21 Mrz, 2012

Berlin Green Fashion goes India

Berlin Green Fashion goes India. Genauer gesagt went India. Und zwar schon Ende Januar. Auf Einladung des Goethe Instituts Pune (in Indien: Max Mueller Bhavan) folgten Phillipe Werhahn von Ting Ding/Kollateralschaden (Berlin) und Benjamin Itter (Lebenskleidung | der Autor dieses Artikels) dem Ruf nach Indien, um das Thema Grüne Mode in deutsch-indischer Kollaboration voranzubringen.

Den Rahmen gab das Event ‚Germany and India 2011-2012: Infinite Opportunities‚ (60 Jahre deutsch-indische diplomatische Beziehungen vor). In Zusammenarbeit mit dem Goethe Institut und der School of Fashion Technology (SOFT)/Pune drehte sich während des zweitägigen Events alles ums Thema Grüne Mode.

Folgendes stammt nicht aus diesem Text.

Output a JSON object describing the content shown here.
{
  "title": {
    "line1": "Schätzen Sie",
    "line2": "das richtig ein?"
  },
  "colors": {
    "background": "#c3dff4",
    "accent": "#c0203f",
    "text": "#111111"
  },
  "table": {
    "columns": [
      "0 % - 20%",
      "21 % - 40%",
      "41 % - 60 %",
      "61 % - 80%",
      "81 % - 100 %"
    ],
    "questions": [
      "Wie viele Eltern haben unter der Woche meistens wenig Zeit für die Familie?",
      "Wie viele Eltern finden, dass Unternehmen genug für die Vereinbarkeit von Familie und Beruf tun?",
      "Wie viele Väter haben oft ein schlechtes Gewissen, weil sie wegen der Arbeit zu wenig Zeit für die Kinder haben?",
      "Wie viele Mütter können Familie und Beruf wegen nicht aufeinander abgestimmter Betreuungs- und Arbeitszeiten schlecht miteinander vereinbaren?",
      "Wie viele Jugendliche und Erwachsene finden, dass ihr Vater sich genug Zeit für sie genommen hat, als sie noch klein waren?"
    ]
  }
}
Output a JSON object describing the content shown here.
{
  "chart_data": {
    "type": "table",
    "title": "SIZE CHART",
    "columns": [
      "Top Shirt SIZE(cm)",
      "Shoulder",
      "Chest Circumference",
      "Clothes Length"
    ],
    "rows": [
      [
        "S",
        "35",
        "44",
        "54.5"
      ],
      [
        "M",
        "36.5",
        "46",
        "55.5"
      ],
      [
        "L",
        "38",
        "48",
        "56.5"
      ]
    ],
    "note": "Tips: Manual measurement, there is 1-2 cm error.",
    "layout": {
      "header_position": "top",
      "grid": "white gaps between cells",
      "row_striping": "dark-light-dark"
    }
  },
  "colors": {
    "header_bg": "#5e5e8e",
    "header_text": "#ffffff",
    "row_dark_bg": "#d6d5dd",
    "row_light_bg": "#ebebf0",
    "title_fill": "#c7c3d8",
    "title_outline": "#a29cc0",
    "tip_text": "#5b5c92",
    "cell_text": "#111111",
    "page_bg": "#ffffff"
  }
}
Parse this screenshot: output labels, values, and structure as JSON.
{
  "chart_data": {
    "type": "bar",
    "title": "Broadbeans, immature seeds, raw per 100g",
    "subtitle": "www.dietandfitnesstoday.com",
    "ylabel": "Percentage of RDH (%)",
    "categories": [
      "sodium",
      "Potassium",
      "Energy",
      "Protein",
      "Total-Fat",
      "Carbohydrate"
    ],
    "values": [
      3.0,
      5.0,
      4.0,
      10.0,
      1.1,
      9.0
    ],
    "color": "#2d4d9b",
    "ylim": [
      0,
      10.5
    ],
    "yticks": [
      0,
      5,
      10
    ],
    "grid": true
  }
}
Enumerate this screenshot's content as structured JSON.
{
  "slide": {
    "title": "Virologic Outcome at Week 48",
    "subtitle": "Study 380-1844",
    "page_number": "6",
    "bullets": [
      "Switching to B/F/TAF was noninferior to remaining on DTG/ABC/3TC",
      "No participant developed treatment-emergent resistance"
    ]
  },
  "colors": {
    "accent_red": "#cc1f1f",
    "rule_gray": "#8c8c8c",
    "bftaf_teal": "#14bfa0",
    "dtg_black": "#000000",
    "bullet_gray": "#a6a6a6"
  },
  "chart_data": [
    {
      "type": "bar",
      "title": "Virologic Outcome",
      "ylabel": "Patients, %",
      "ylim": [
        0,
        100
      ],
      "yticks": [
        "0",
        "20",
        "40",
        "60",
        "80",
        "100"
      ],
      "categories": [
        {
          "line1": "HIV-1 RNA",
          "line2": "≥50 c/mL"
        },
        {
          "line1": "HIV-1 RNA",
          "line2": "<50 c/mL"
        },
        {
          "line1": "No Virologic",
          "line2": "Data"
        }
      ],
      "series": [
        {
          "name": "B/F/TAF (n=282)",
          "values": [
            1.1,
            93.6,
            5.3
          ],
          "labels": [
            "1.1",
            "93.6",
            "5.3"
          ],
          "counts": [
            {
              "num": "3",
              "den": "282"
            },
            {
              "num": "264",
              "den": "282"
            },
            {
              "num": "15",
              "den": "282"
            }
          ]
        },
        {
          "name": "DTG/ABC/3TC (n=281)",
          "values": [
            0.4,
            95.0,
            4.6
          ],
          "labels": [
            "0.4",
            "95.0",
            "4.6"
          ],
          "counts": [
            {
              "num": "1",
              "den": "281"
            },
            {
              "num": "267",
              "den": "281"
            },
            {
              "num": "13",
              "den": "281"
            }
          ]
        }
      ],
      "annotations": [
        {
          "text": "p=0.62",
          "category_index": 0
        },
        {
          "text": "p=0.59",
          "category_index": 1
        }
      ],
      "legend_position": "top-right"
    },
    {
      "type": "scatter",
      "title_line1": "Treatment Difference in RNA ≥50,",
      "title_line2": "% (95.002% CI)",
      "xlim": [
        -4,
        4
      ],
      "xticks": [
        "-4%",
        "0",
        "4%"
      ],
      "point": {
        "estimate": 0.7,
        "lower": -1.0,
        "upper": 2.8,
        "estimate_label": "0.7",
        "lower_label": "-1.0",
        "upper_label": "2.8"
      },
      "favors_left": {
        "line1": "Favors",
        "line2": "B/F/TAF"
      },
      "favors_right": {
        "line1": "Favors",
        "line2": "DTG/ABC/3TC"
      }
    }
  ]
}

Aus Indien mit dabei waren die unglaublich motivierende Anita Ahuja von Conserve aus Neu Delhi, die Taschen und Accesoires aus Plastikabfall herstellt, den mittlerweile über 300 Rag Pickers (so heißen die Müllsammler Indiens) sammeln und aufbereiten. Anitas Mann ist Ingenieur und hat die Technologie zur Reinigung und Aufbereitung des Plastikabfalls, aber auch von z.B. gebrauchten Anschnallgurten oder Reifen entwickelt. Heute verkauft Conserve seine Produkte weltweit und die Einnahmen fließen direkt wieder in das Projekt. Der Leitspruch von Conserve lautet Fashion against Poverty. Ganz großartig und absolut unterstützenswert. Übrigens suchen Conserve immer motivierte PraktikantInnen, vor allem aus dem Bereich Design. Wer also Lust hat, kann sich gern bei Anita Ahuja und ihrem Team melden.

Ebenfalls Teilnehmer des Events war Apurva Kothari, Mitgründer von No Nasties. No Nasties gehen in Indien einen gänzlich neuen Ansatz, nämlich nicht einzig auf die Exportmärkte des Westens zu schielen, sondern faire und ökologisch korrekte Produkte, in diesem Fall coole T-Shirts, in Indien selbst zu vermarkten. Der Clou der No Nasties Kollektion ist, dass sie komplett von lokalen urbanen indischen Designern gestaltet wird. Eine offene Design Community profitiert somit von jedem T-Shirt-Verkauf und die Drucke auf den Shirts zeigen ein Stück weit das neue und coole Indien. Dabei sind die T-Shirts aus 100% Bio-Baumwolle und Fair Trade zertifiziert.

Eingeladen zum Event war auch Dr. Shiva Parit von der Firma Dystar, absoluter Fachmann zum Thema Färbemittel und deren negativen Auswirkungen der globalen Textilfärbeindustrie auf die Umwelt.

In Indien ist das Thema grüne Mode noch eine zarte Pflanze. Aber auch hier bewegt sich so einiges.

Das Event schlug eine Brücke zwischen traditioneller Textilherstellung wie alten Handweb- und Färbetechniken die auf einem Bazar auf dem SOFT Campus vorgestellt wurden und einst per se ökologisch waren hin zu der Fashion Industrie heute.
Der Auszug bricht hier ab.